To summarise; the Iron Druid Chronicles are quite an entertaining series but with a few flaws. Sometimes you get the feeling it tries too hard to make you laugh. I think this is probably a lot easier to deal with in the books where you can skim over bits, but when you’re listening to the audiobook you’re forced to hear every line of Atticus trying to speak as a lolcat to a vampire, and man is that awkward.

But the flaws shouldn’t stop you. It is a lot of fun and it’s nice to dive straight into the, pretty much non-stop, action. The world is interesting and the characters are fun.
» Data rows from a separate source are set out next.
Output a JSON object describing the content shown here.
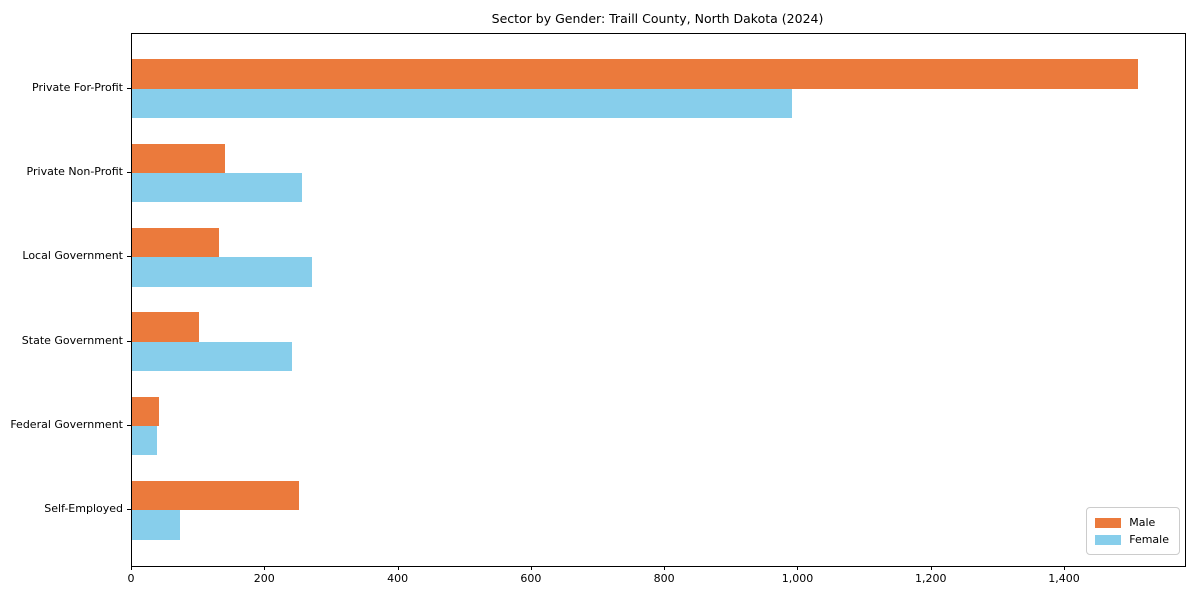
{
  "title": "Sector by Gender: Traill County, North Dakota (2024)",
  "chart_data": {
    "type": "bar",
    "orientation": "horizontal",
    "title": "Sector by Gender: Traill County, North Dakota (2024)",
    "categories": [
      "Private For-Profit",
      "Private Non-Profit",
      "Local Government",
      "State Government",
      "Federal Government",
      "Self-Employed"
    ],
    "series": [
      {
        "name": "Male",
        "color": "#EB7A3C",
        "values": [
          1510,
          140,
          130,
          100,
          40,
          250
        ]
      },
      {
        "name": "Female",
        "color": "#87CEEB",
        "values": [
          990,
          255,
          270,
          240,
          38,
          72
        ]
      }
    ],
    "xlabel": "",
    "ylabel": "",
    "xlim": [
      0,
      1580
    ],
    "xticks": [
      0,
      200,
      400,
      600,
      800,
      1000,
      1200,
      1400
    ],
    "xtick_labels": [
      "0",
      "200",
      "400",
      "600",
      "800",
      "1,000",
      "1,200",
      "1,400"
    ],
    "grid": false,
    "legend_position": "lower-right",
    "bar_height_fraction": 0.35
  },
  "colors": {
    "axis": "#000000",
    "background": "#ffffff",
    "legend_border": "#cccccc"
  }
}
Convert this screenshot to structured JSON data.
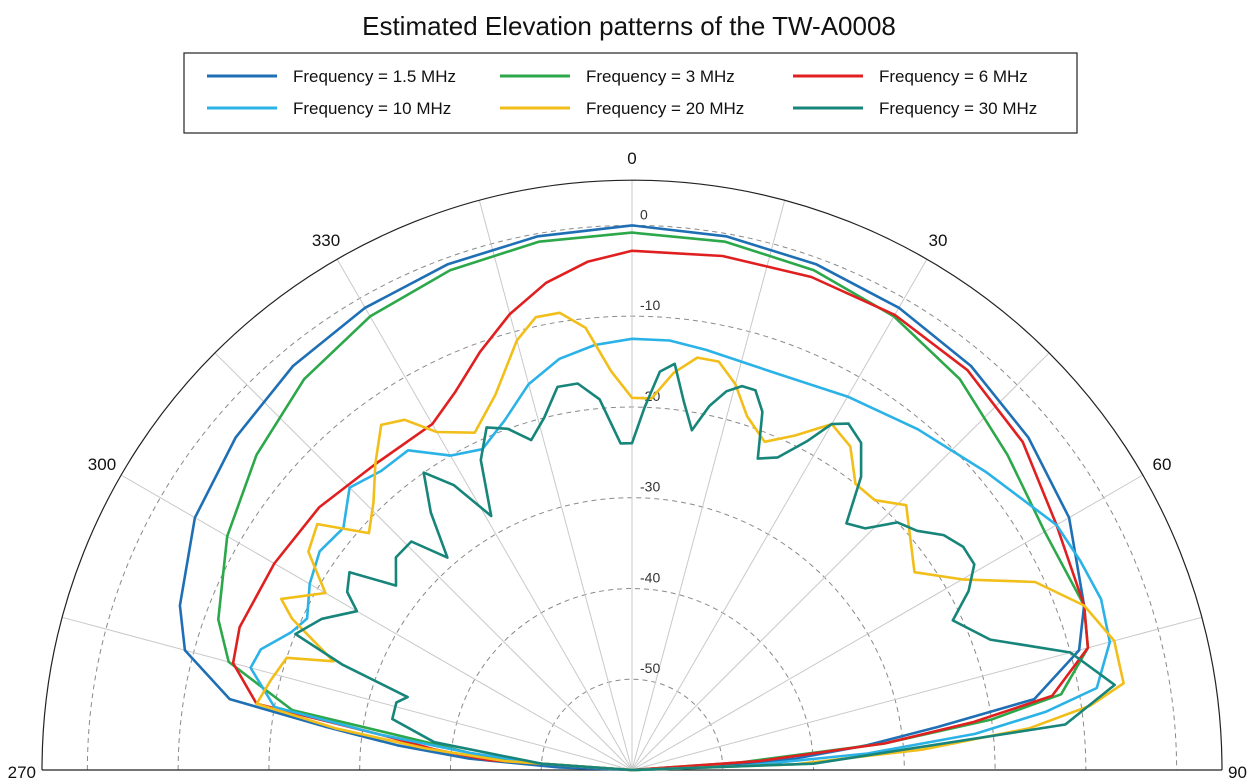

And even though there are a couple of bits that I found awkward, which were few and far between to be fair, I also found that I went through the first few books like nobody’s business and that is always a very good sign. So definitely check it out if you enjoy urban fantasy

Review: Gospel of Loki

Okay, first off, this isn’t a bad thing, but a lot of the time sentences would jump out at me in Tom Hiddleston’s voice. It was pretty cool.

Anyway, so what’s this book! It’s The Gospel of Loki by Joanne M. Harris, the first person retelling of Norse mythology, with Loki as the main character, straight from the horse’s mouth (and that’s not just a phrase in this case!).

Before we get onto the story, writings and characters themselves I just want to make a quick comment about how the book itself. I can be a bit of a nerd for how books look and feel, I think that can really bring a book together. Even if the writing is phenomenal but it looks like something a dolphin’s sat on when it was waiting for the bus then it’s going to put me off.

Thankfully, there was no dolphin. The title and look of this book work very well together. I very much like the juxtaposition of the title; The Gospel of Loki, as he is a well known fiendish liar, and yet here we have his gospel, his truthful word.

Just lovely

Equally the cover illustration is exquisite. The bold lines and solid colours of the illustration is reminiscent of a stained glass window. The illustration draws upon many elements of the story to provide a wonderfully diverse colour scheme across the cover. All in all a brilliant design for this book.

But anyway onto the actual work.

So we follow Loki all the way from his origins in the very heart of chaos right up until Ragnarok, with all the highs, lows and middle-y bits that go with it.

At first I found it slightly jarring at times that the language was quite colloquial, that sort of thing doesn’t happen so often in an epic fantasy tale. It was slightly odd to read a sentence or a piece of dialogue with the gods talking to frost giants or something similar when the dialogue read; “Okay, just, like, calm down!” Alright it wasn’t that colloquial, but you see where I’m coming from.

But thankfully that doesn’t happen very often and once you’ve seen it happen a couple of times it actually fits in very well with the image of the cheeky and mischievous Loki with the silver tongue that I’m sure we’ve all come to know and love.

 

Cheeky devil

 

We start the story at the very beginning and get a nice overview of the characters, the setting and how everything generally works. Harris’ writing immediately puts you at your ease and lets you gently settle into how the tale is going to be told.

Harris very much captures the essence of the Loki character; mischievous but altogether good. It’s from the first person perspective of Loki and so comes across in pretty much all the aspects of her writing. There is never a word or phrase that doesn’t weave this image further into the book.

The storyline also presents a side of the mythology that doesn’t seem to get much of a look in nowadays. Odin is presented as a much more shady character than you would expect. This gives the book plenty of opportunity for twists and turns to keep you guessing and then keeps you guessing about guessing.

This book is very entertaining, it has all the right amounts of epic fantasy and tongue-in-cheek humour and an excellent mix of heroic and dastardly characters. Harris skillfully weaves the stereotypical evil Loki into a self-aware but misunderstood antihero with a heart of gold. Or at least a heart of fire that’s covered in gold.

I hope that you check this book out, it’s a wonderful piece by a wonderful author. Well worth your time.